Ugandans view social services as the most important problems facing the country and the areas in greatest need of additional government investment, according to citizens’ responses in national Afrobarometer surveys. Yet government budget allocations have not reflected the high priority that citizens assign to these problems. Over the past eight years, budget allocations for health care, education, and water and electricity supply have barely increased, despite observed annual growth in the national expenditure (National Budget Information Library, 2008-2016).
Regarding public health care, for example, Uganda’s allocation totaled 9% of the 2016/2017 national budget (Uganda Ministry of Finance, Planning and Economic Development, 2015) – far short of the 15% commitment in the Abuja Declaration (World Health Organization, 2011). Government efforts over the past two decades to ensure high-quality health care for Ugandans through a national network of health centers have been undermined by operational budget levels that are inadequate to recruit and retain qualified staff, provide basic equipment, or put an end to drug stock-outs (Uganda NGO Forum, 2016).
Afrobarometer survey data show that while most Ugandans have access to public schools, many lack access to other basic services: Only 59% live in areas containing a health clinic, 30% have access to piped-water systems, and only 39% have access to an electric grid. (Armah-Attoh, Selormey, & Houessou, 2016; Walker, 2016; Oyuke, Penar, & Howard, 2016). Six in 10 Ugandans went without needed medicine or medical care at least once in the previous year, and close to half of Ugandans went without enough clean water (Mattes, Dulani, & Gyimah-Boadi, 2016).
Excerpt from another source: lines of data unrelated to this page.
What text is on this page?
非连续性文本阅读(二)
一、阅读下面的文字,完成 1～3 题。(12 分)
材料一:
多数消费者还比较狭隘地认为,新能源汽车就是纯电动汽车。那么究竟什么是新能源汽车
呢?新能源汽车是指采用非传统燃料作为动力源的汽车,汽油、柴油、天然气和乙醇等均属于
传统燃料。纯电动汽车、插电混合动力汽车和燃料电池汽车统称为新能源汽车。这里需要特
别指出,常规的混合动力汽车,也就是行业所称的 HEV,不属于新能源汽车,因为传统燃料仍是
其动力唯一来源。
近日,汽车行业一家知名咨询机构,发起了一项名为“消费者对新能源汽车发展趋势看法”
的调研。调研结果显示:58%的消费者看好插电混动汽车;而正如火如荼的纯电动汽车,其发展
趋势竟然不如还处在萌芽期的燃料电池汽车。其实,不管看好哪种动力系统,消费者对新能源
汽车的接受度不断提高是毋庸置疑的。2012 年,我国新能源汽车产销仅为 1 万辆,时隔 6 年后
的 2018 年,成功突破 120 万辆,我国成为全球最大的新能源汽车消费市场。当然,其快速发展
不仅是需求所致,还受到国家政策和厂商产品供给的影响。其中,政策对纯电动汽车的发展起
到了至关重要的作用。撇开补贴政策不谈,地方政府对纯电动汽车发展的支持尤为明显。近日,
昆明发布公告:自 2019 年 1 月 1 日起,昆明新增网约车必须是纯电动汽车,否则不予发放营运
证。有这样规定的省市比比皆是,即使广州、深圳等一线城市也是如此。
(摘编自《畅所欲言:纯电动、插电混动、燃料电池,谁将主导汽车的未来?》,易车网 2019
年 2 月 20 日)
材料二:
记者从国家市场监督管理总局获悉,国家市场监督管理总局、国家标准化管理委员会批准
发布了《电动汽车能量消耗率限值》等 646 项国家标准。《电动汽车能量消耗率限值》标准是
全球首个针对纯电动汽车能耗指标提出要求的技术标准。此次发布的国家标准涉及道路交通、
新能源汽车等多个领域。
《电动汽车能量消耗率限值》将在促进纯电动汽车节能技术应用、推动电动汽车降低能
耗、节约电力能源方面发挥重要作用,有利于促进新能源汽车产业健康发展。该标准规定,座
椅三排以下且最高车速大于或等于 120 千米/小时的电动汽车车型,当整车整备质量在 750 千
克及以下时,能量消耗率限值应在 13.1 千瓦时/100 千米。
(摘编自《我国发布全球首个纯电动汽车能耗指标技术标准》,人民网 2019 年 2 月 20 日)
This dispatch highlights the high priority that Ugandans assign to health care, education, and other public services as problems that need government attention. They are willing to play their role as citizens – most say it’s important for citizens to be able to hold government accountable and to pay their taxes. Almost half would even be willing to pay more taxes or user fees in order to increase government spending on public health care.